Meet the young voters who refuse to vote for Bernie

Meet the young voters who refuse to vote for Bernie
by Sabrina Rodriguez

Bernie Sanders has run up the score among young voters in state after state, but his efforts have hit a wall in South Florida.
In a place where young Cuban-Americans joined their elders in the streets with pots and pans to celebrate Fidel Castro’s death, the Vermont senator’s Democratic socialism and past refusals to wholeheartedly condemn Castro and other Latin American authoritarian leaders are proving costly.
“I’m more progressive than Biden, but I also don’t want to stand next to the dummy in the Che Guevara T-shirt at a rally, and that’s true here regardless of age,” said Carmen Pelaez, a founding member of Project Pastelito, a grassroots initiative in Miami that leads get-out-the-vote efforts for progressive candidates.

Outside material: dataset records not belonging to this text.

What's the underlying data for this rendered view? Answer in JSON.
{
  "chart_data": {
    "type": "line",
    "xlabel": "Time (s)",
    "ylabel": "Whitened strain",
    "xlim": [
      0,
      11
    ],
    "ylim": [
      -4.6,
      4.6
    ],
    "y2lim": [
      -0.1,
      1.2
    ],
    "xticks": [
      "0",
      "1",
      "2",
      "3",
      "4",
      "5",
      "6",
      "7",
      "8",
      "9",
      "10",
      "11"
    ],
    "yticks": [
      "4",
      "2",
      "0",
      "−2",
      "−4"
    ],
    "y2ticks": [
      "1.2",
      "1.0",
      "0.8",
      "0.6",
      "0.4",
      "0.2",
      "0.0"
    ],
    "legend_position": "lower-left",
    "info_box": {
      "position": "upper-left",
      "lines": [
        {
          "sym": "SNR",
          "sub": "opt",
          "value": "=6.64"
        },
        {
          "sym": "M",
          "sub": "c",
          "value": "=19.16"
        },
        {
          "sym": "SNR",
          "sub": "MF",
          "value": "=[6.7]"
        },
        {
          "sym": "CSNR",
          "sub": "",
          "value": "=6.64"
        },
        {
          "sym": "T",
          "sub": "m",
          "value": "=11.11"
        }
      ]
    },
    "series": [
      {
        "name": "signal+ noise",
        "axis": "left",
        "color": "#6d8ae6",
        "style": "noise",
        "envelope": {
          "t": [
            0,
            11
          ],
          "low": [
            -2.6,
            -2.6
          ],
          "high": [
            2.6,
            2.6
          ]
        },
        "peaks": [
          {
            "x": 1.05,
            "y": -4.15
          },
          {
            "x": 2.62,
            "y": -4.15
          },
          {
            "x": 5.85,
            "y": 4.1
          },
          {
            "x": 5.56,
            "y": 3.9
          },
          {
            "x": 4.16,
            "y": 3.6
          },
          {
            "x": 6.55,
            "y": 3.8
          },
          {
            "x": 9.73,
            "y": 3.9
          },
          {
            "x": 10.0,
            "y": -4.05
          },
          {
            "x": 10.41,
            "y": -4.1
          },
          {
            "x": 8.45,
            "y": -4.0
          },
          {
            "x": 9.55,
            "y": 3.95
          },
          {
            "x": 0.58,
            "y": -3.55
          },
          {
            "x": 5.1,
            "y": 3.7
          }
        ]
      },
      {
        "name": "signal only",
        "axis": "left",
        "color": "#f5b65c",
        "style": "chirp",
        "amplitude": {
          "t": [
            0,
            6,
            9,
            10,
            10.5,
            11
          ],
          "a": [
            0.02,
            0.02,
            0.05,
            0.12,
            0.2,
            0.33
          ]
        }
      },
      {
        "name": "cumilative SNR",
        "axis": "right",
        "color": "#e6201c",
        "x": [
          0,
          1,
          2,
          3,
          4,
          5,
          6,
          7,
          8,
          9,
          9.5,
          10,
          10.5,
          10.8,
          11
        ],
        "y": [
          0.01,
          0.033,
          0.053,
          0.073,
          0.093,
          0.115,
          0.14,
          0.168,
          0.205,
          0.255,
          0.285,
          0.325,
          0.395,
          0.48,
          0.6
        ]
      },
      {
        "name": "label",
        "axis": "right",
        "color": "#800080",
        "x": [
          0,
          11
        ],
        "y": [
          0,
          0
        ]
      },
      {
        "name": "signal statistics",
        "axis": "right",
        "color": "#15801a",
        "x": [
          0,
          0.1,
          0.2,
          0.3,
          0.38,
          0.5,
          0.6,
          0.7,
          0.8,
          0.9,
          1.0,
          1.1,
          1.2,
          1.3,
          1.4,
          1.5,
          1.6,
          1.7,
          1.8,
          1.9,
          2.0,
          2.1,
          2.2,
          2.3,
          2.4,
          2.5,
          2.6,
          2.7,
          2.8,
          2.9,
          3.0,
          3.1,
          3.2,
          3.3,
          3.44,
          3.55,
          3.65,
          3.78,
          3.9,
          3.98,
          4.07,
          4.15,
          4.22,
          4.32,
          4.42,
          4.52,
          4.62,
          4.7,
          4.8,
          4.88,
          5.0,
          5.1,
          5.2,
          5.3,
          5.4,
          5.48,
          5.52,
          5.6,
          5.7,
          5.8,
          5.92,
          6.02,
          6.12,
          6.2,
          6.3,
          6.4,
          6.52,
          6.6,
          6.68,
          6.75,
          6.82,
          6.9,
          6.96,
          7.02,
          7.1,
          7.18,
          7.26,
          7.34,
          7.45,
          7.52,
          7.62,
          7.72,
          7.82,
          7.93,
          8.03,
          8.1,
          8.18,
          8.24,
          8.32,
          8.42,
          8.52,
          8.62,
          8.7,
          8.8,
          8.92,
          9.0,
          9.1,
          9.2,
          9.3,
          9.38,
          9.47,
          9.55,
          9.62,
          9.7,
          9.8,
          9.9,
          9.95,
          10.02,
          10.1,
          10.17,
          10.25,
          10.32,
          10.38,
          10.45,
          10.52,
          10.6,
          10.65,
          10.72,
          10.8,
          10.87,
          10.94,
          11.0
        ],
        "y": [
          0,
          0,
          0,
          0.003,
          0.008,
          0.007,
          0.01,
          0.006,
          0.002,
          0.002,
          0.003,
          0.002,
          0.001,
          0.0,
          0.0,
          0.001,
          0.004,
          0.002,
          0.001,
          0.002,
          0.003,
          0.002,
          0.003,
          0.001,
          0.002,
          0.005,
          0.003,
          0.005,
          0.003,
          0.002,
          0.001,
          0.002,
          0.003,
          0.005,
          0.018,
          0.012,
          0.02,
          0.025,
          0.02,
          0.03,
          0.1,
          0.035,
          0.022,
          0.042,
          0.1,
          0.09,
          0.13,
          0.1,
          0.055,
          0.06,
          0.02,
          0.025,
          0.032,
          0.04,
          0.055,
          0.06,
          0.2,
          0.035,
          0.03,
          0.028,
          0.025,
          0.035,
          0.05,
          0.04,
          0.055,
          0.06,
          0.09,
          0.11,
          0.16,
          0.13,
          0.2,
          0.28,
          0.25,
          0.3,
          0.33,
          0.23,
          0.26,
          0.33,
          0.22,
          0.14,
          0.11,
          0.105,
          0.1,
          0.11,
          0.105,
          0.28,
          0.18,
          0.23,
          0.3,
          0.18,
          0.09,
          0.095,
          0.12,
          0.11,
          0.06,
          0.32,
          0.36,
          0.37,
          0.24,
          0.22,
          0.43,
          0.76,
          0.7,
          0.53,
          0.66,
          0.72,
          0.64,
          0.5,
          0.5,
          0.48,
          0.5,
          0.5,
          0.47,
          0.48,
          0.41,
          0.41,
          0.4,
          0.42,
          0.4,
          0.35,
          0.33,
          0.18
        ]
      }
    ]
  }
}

For Sanders, who posted big margins among young and Latino voters in places like California, Nevada and Texas, the resistance he’s encountering among young Latinos is a harbinger of a rough election night in the state that serves as the biggest prize among Tuesday’s primaries.
It’s not that Joe Biden is wildly popular among younger Latinos, just that he’s a more palatable alternative for many of them.

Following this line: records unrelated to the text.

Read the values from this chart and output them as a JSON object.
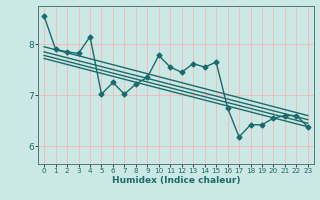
{
  "xlabel": "Humidex (Indice chaleur)",
  "bg_color": "#cce8e4",
  "line_color": "#1a6b6b",
  "grid_color": "#f5b8b8",
  "xlim": [
    -0.5,
    23.5
  ],
  "ylim": [
    5.65,
    8.75
  ],
  "yticks": [
    6,
    7,
    8
  ],
  "xticks": [
    0,
    1,
    2,
    3,
    4,
    5,
    6,
    7,
    8,
    9,
    10,
    11,
    12,
    13,
    14,
    15,
    16,
    17,
    18,
    19,
    20,
    21,
    22,
    23
  ],
  "data_x": [
    0,
    1,
    2,
    3,
    4,
    5,
    6,
    7,
    8,
    9,
    10,
    11,
    12,
    13,
    14,
    15,
    16,
    17,
    18,
    19,
    20,
    21,
    22,
    23
  ],
  "data_y": [
    8.55,
    7.9,
    7.85,
    7.82,
    8.15,
    7.02,
    7.25,
    7.02,
    7.22,
    7.35,
    7.78,
    7.55,
    7.45,
    7.62,
    7.55,
    7.65,
    6.75,
    6.18,
    6.42,
    6.42,
    6.55,
    6.6,
    6.6,
    6.38
  ],
  "reg_lines": [
    [
      [
        0,
        23
      ],
      [
        7.95,
        6.6
      ]
    ],
    [
      [
        0,
        23
      ],
      [
        7.85,
        6.52
      ]
    ],
    [
      [
        0,
        23
      ],
      [
        7.78,
        6.45
      ]
    ],
    [
      [
        0,
        23
      ],
      [
        7.72,
        6.38
      ]
    ]
  ],
  "marker_size": 2.5,
  "line_width": 1.0
}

“Are we excited about Biden’s candidacy? I don’t think so. But it’s just what Bernie represents to those here in South Florida that could be catastrophic, especially in a general election matchup,” said Toni Rodriguez, national political director for College Democrats.

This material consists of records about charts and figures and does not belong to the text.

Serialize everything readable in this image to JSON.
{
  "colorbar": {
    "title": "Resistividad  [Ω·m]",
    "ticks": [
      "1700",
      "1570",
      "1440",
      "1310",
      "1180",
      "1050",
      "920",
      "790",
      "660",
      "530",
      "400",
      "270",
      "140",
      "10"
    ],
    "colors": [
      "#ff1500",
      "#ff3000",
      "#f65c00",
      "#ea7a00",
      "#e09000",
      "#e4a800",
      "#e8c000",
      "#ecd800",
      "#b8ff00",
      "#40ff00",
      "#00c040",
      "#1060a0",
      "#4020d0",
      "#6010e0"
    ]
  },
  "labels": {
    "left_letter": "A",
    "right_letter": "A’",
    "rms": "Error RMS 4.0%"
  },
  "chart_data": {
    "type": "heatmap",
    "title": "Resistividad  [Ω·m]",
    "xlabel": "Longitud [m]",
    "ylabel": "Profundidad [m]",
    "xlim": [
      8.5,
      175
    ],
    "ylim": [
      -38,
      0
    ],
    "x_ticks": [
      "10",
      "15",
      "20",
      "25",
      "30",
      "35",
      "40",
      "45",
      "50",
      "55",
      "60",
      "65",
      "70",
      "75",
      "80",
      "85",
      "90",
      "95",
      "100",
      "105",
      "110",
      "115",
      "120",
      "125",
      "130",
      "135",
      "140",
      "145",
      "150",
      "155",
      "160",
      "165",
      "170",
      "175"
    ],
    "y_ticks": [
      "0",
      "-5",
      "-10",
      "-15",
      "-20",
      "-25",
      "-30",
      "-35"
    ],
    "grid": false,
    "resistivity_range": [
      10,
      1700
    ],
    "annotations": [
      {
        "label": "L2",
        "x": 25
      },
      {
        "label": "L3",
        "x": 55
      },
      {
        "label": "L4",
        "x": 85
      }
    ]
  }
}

“Here in South Florida, Bernie Sanders’ message is disconnected. And that’s telling people, ‘No, we need to vote for Biden because Bernie won’t resonate here in Florida,” Rodriguez, a student at Barry University in Miami Shores, Fla., added.
Cuban-Americans — known for their high voter turnout rates — have for decades been the largest group of Latinos in South Florida, with more than half of the state’s 2 million Cubans living in the region. But it’s only been in the past 20 years that Cuban-Americans have started playing a big role in Democratic politics as voters under 50 — many born in the U.S. — have broken with the Republican Party and embraced more liberal views than their parents and grandparents.
That generational change was reflected in the last presidential election: In 2004, George W. Bush won 78 percent of Florida’s Cuban-American vote, according to a Pew Research Center analysis of exit polls. By 2016, Donald Trump only managed to capture just over half of that vote.
The red-to-blue evolution has its limits, however.
Pelaez points out that other Latino groups in South Florida, like Nicaraguans and Venezuelans, also favor Biden in the primary because of their family and friends’ history with socialist and authoritarian regimes — a sign of their different background and experience than Latinos in the Southwest, where Sanders had more widespread support.
“We come from countries where we’ve seen the slogan ‘Socialismo o muerte’ on the walls. We either survived socialism or have grandparents that did and have grown up with those stories,” Pelaez said. “Other Latinos don’t have that frame of reference.”
That difference was reflected in a Florida poll last week that showed Sanders trailing Biden, 48 percent to 37 percent, among Hispanic voters.
Only 18 percent of Florida Hispanics — from Cuba, Puerto Rico, or Central and South America — said they would vote for a self-described socialist, while 70 percent said they would not, according to the survey conducted for Telemundo Station Group by Mason-Dixon Polling & Strategy.
More than 50 percent of Florida Hispanic voters under 50 years old said they would not vote for a socialist candidate, compared with 31 percent who said they would.
To some Florida Latinos, those numbers are proof that Biden would be a stronger rival to Trump in November — and would provide more top-of-the-ticket protection for Latino down-ballot candidates.